ARC Review: The Secrets We Keep

The Secrets We KeepThe Secrets We Keep by Deb Loughead
My rating: 1 of 5 stars

Release date: March 7, 2017

When Kit disappeared at a party and was found drowned in the quarry the next day, Clem knew who to point the finger at: herself. She was the last person to see him alive, the last person who could have helped. If she had just kept a closer eye on him instead of her crush, Jake, maybe Kit would still be here. She knows she made a mistake, and wishes she could just forget about it but Clem’s friend Ellie says she’ll expose Clem s secret if she doesn’t play along with Ellie’s lies.

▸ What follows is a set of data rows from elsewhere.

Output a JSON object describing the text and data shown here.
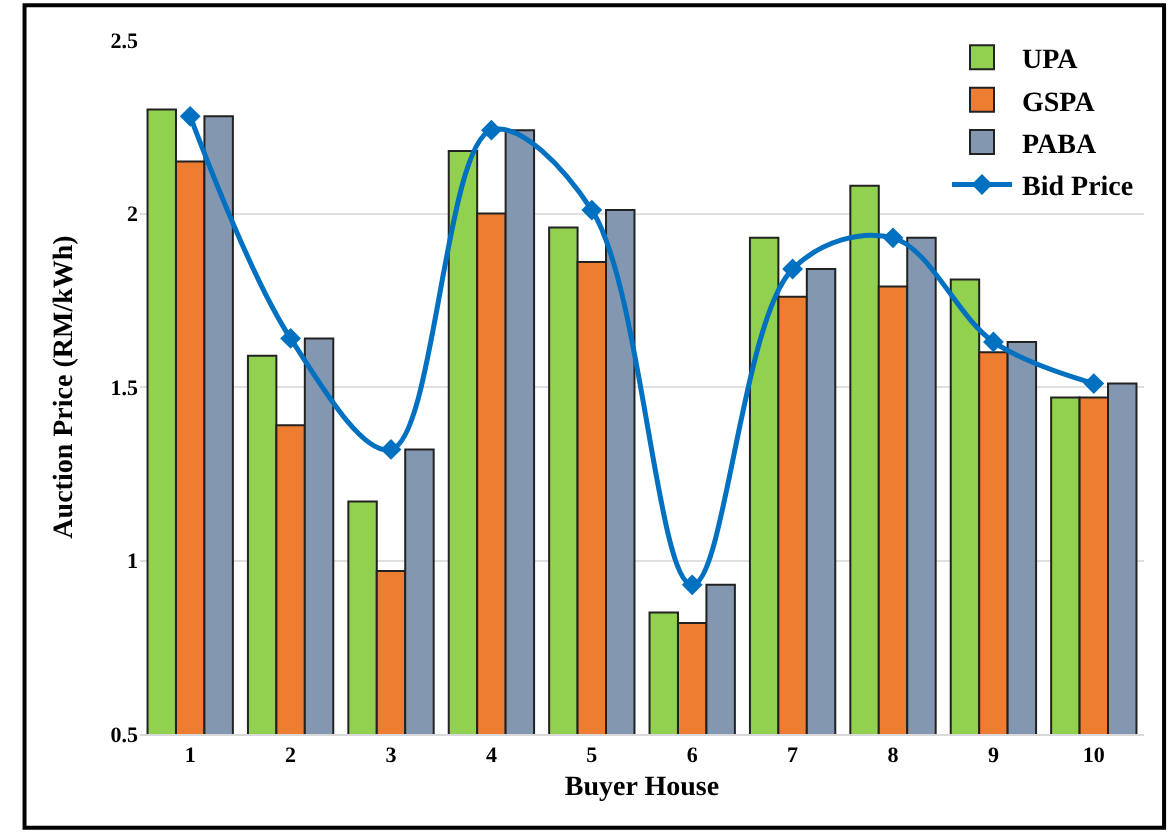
{
  "chart_data": {
    "type": "bar",
    "xlabel": "Buyer House",
    "ylabel": "Auction Price (RM/kWh)",
    "categories": [
      "1",
      "2",
      "3",
      "4",
      "5",
      "6",
      "7",
      "8",
      "9",
      "10"
    ],
    "series": [
      {
        "name": "UPA",
        "color": "#92d050",
        "values": [
          2.3,
          1.59,
          1.17,
          2.18,
          1.96,
          0.85,
          1.93,
          2.08,
          1.81,
          1.47
        ]
      },
      {
        "name": "GSPA",
        "color": "#ed7d31",
        "values": [
          2.15,
          1.39,
          0.97,
          2.0,
          1.86,
          0.82,
          1.76,
          1.79,
          1.6,
          1.47
        ]
      },
      {
        "name": "PABA",
        "color": "#8497b0",
        "values": [
          2.28,
          1.64,
          1.32,
          2.24,
          2.01,
          0.93,
          1.84,
          1.93,
          1.63,
          1.51
        ]
      },
      {
        "name": "Bid Price",
        "type": "line",
        "color": "#0070c0",
        "marker": "diamond",
        "values": [
          2.28,
          1.64,
          1.32,
          2.24,
          2.01,
          0.93,
          1.84,
          1.93,
          1.63,
          1.51
        ]
      }
    ],
    "ylim": [
      0.5,
      2.5
    ],
    "yticks": [
      0.5,
      1,
      1.5,
      2,
      2.5
    ],
    "grid": "y",
    "legend": "top right"
  }
}
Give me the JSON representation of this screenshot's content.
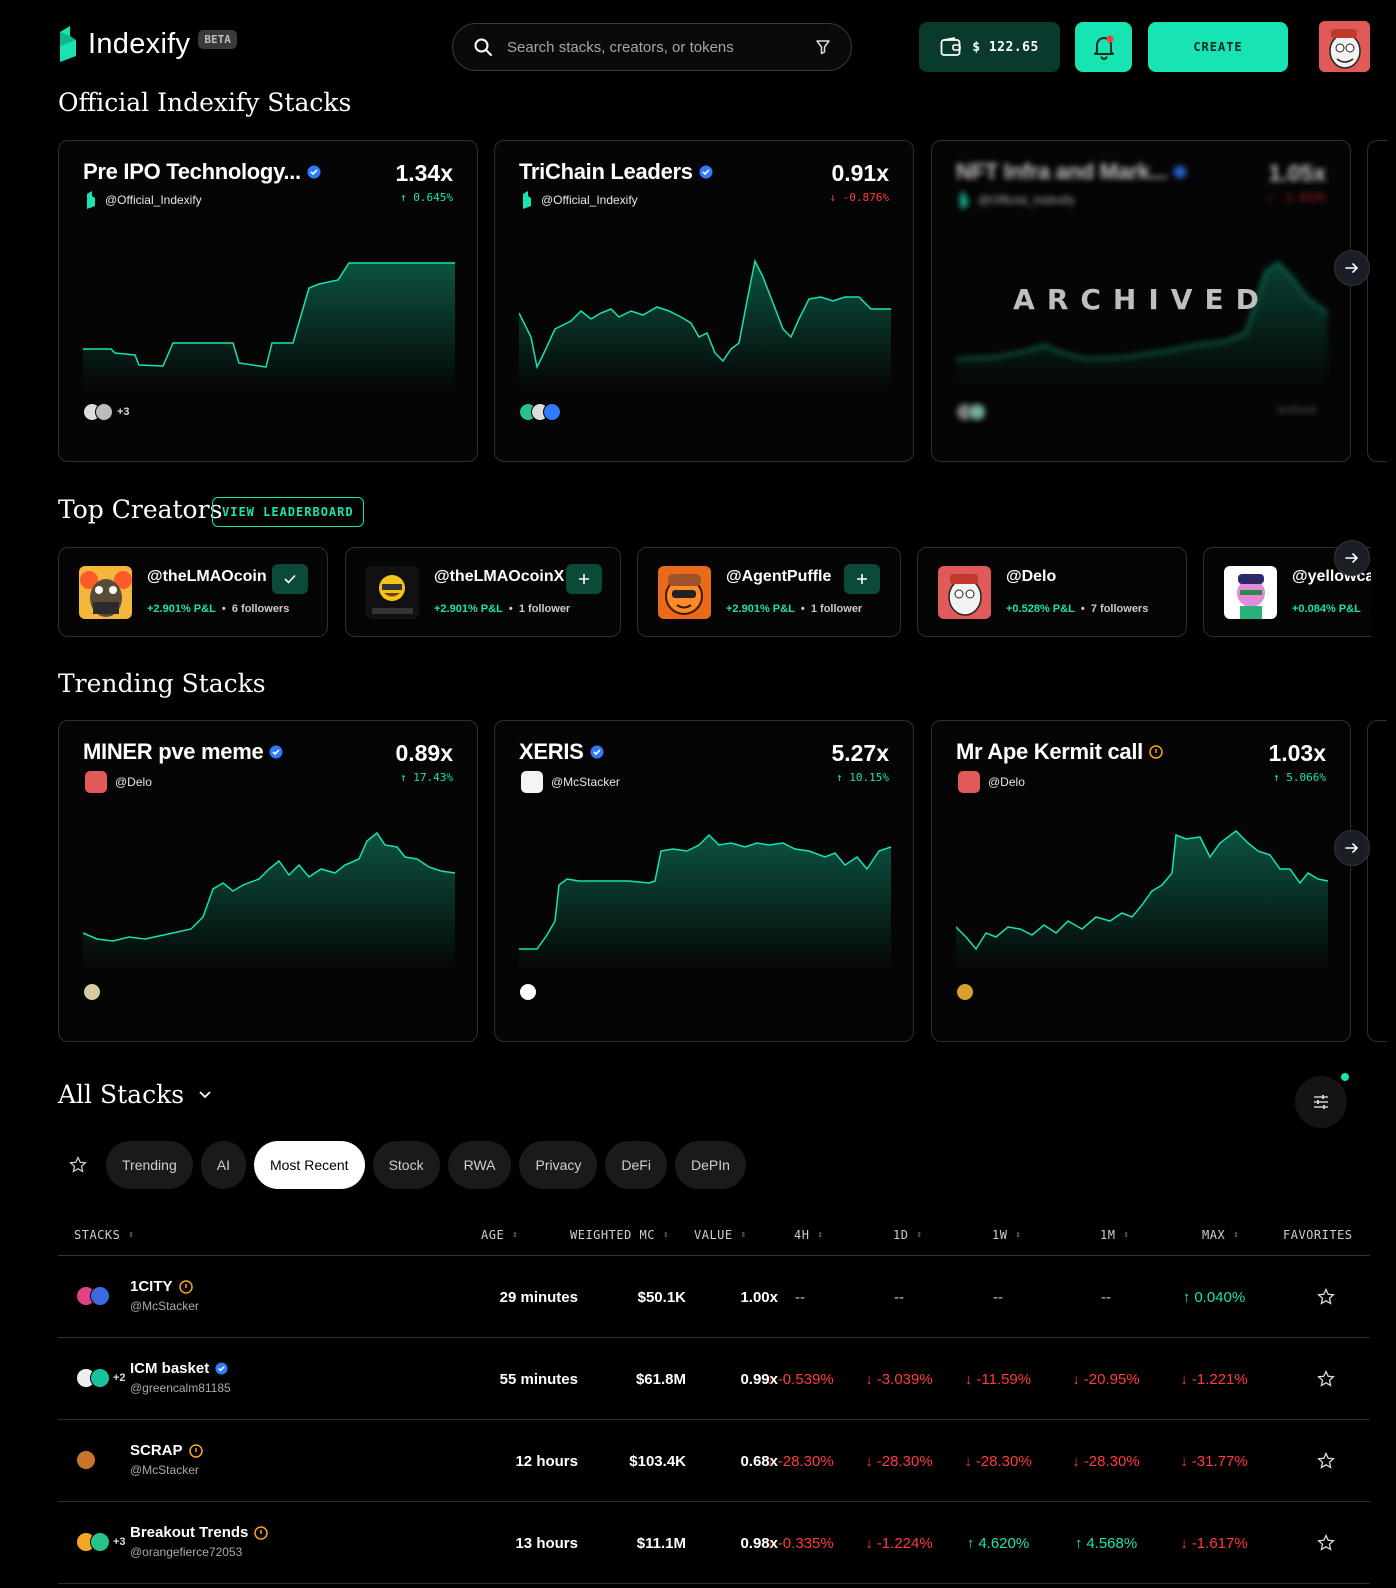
{
  "header": {
    "logo_text": "Indexify",
    "beta_label": "BETA",
    "search_placeholder": "Search stacks, creators, or tokens",
    "wallet_balance": "$ 122.65",
    "create_label": "CREATE"
  },
  "official": {
    "title": "Official Indexify Stacks",
    "cards": [
      {
        "name": "Pre IPO Technology...",
        "creator": "@Official_Indexify",
        "multiplier": "1.34x",
        "change": "0.645%",
        "dir": "up",
        "more": "+3"
      },
      {
        "name": "TriChain Leaders",
        "creator": "@Official_Indexify",
        "multiplier": "0.91x",
        "change": "-0.876%",
        "dir": "down",
        "more": ""
      },
      {
        "name": "NFT Infra and Mark...",
        "creator": "@Official_Indexify",
        "multiplier": "1.05x",
        "change": "-1.422%",
        "dir": "down",
        "more": "",
        "archived_label": "ARCHIVED",
        "archived_tag": "Archived"
      }
    ]
  },
  "creators": {
    "title": "Top Creators",
    "leaderboard_label": "VIEW LEADERBOARD",
    "items": [
      {
        "handle": "@theLMAOcoin",
        "pnl": "+2.901% P&L",
        "followers": "6 followers",
        "followed": true
      },
      {
        "handle": "@theLMAOcoinX",
        "pnl": "+2.901% P&L",
        "followers": "1 follower",
        "followed": false
      },
      {
        "handle": "@AgentPuffle",
        "pnl": "+2.901% P&L",
        "followers": "1 follower",
        "followed": false
      },
      {
        "handle": "@Delo",
        "pnl": "+0.528% P&L",
        "followers": "7 followers",
        "followed": null
      },
      {
        "handle": "@yellowca",
        "pnl": "+0.084% P&L",
        "followers": "",
        "followed": null
      }
    ]
  },
  "trending": {
    "title": "Trending Stacks",
    "cards": [
      {
        "name": "MINER pve meme",
        "creator": "@Delo",
        "multiplier": "0.89x",
        "change": "17.43%",
        "dir": "up"
      },
      {
        "name": "XERIS",
        "creator": "@McStacker",
        "multiplier": "5.27x",
        "change": "10.15%",
        "dir": "up"
      },
      {
        "name": "Mr Ape Kermit call",
        "creator": "@Delo",
        "multiplier": "1.03x",
        "change": "5.066%",
        "dir": "up"
      }
    ]
  },
  "all_stacks": {
    "title": "All Stacks",
    "tabs": [
      "Trending",
      "AI",
      "Most Recent",
      "Stock",
      "RWA",
      "Privacy",
      "DeFi",
      "DePIn"
    ],
    "active_tab": "Most Recent",
    "columns": [
      "STACKS",
      "AGE",
      "WEIGHTED MC",
      "VALUE",
      "4H",
      "1D",
      "1W",
      "1M",
      "MAX",
      "FAVORITES"
    ],
    "rows": [
      {
        "name": "1CITY",
        "creator": "@McStacker",
        "age": "29 minutes",
        "mc": "$50.1K",
        "value": "1.00x",
        "h4": "--",
        "d1": "--",
        "w1": "--",
        "m1": "--",
        "max": "0.040%",
        "dirs": [
          "",
          "",
          "",
          "",
          "up"
        ],
        "more": ""
      },
      {
        "name": "ICM basket",
        "creator": "@greencalm81185",
        "age": "55 minutes",
        "mc": "$61.8M",
        "value": "0.99x",
        "h4": "-0.539%",
        "d1": "-3.039%",
        "w1": "-11.59%",
        "m1": "-20.95%",
        "max": "-1.221%",
        "dirs": [
          "down",
          "down",
          "down",
          "down",
          "down"
        ],
        "more": "+2"
      },
      {
        "name": "SCRAP",
        "creator": "@McStacker",
        "age": "12 hours",
        "mc": "$103.4K",
        "value": "0.68x",
        "h4": "-28.30%",
        "d1": "-28.30%",
        "w1": "-28.30%",
        "m1": "-28.30%",
        "max": "-31.77%",
        "dirs": [
          "down",
          "down",
          "down",
          "down",
          "down"
        ],
        "more": ""
      },
      {
        "name": "Breakout Trends",
        "creator": "@orangefierce72053",
        "age": "13 hours",
        "mc": "$11.1M",
        "value": "0.98x",
        "h4": "-0.335%",
        "d1": "-1.224%",
        "w1": "4.620%",
        "m1": "4.568%",
        "max": "-1.617%",
        "dirs": [
          "down",
          "down",
          "up",
          "up",
          "down"
        ],
        "more": "+3"
      }
    ]
  },
  "colors": {
    "accent": "#18e3b2",
    "negative": "#ff3b3b",
    "background": "#000000",
    "wallet_bg": "#083a2e"
  }
}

Jake seems to have his own difficult secrets, and when he and Clem start to talk, they make a plan to help themselves move on. But when an unexpected discovery at the quarry makes everyone question what they?thought?they knew, Clem and Jake decide it’s up to them to uncover the truth.

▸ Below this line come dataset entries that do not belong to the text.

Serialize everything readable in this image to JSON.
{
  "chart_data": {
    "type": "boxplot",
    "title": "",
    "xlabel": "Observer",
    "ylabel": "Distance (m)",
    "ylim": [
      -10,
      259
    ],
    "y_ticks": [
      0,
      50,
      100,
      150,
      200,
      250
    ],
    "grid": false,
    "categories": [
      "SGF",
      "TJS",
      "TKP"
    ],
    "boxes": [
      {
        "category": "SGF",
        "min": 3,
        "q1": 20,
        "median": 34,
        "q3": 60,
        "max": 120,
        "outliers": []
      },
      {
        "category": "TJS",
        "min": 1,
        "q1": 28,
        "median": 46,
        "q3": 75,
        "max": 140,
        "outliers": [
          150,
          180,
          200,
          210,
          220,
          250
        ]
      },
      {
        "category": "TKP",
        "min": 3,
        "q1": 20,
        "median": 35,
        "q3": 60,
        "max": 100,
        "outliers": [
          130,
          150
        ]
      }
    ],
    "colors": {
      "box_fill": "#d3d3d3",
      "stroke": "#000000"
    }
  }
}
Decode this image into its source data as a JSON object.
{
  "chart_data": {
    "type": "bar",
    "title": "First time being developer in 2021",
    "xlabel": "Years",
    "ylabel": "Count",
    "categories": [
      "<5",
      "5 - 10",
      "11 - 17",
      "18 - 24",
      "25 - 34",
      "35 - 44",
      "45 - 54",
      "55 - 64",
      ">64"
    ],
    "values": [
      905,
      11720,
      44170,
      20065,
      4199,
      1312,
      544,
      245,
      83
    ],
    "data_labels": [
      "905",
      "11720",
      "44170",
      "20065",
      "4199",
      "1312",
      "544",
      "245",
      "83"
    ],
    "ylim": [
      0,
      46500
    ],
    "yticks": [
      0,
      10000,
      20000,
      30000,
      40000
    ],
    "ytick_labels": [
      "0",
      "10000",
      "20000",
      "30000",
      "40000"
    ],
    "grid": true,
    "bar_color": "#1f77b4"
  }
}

When I had started this book, I expected it to be a mystery or you know, a thriller regarding secrets being kept and there being some weight to it, some consequences attached. What I got was a letdown on many fronts. First, we have a narrator who sounds sometimes like a 10 year old and then like a middle aged writer trying to sound like a 10 year old. She comes off as bratty in one scene and preachy in the next. That whole ‘let’s not use technology’ seemed like an odd plot device to place – almost as if the author wants you to leave your phone and ‘live your life’, as they say. Listen, buddy – people have been ignoring people since way before cell phones were invented; earlier there were newspapers, radio and books to keep busy. So, all that attitude can be best left for a think-piece on how millenials are ‘not connecting’.

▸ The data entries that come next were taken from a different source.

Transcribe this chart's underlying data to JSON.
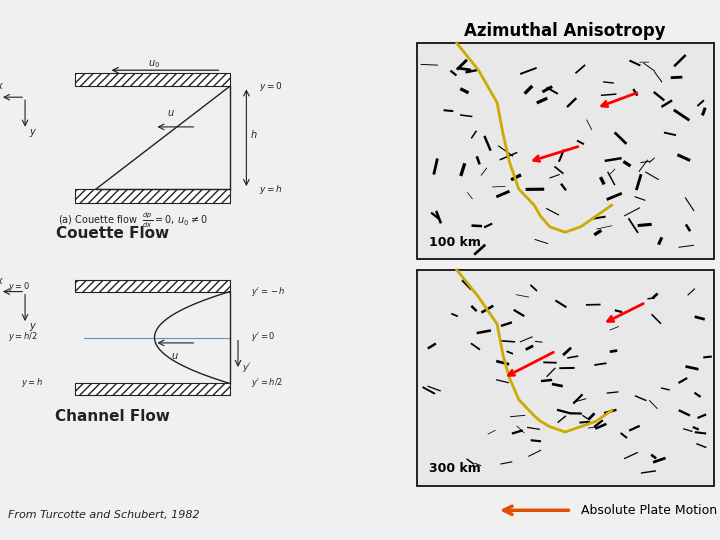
{
  "bg_color": "#f0f0f0",
  "title_right": "Azimuthal Anisotropy",
  "label_couette": "Couette Flow",
  "label_channel": "Channel Flow",
  "label_from": "From Turcotte and Schubert, 1982",
  "label_apm": "Absolute Plate Motion",
  "label_100km": "100 km",
  "label_300km": "300 km",
  "arrow_color": "#e05000",
  "line_color": "#222222",
  "hatch_color": "#555555",
  "blue_line_color": "#5599cc",
  "gold_color": "#ccaa00",
  "fig_bg": "#f0f0f0"
}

Then comes the protag’s equally bratty friend and her POS boyfriend who she should have dropped like a hot potato long ago. Long story short, there are secrets – she is being threatened but there is no threat threat. Like, they are worried the police will think they are responsible for the death of their autistic classmate. So, when all that worrying eventually amounts to nothing in the way of secrets and nothing in the way of consequences, you are left wondering what exactly was supposed to be keeping you invested in the novel. It was more of a healing-wounds story than a mystery one, as was being projected, and even on that front, it was too easy of a resolution. By the second half I was waiting for the ordeal to be over and me to be liberated from this book. Overall, I would not recommend if you came for the mystery.

Received a free galley from Dundurn, via Netgalley.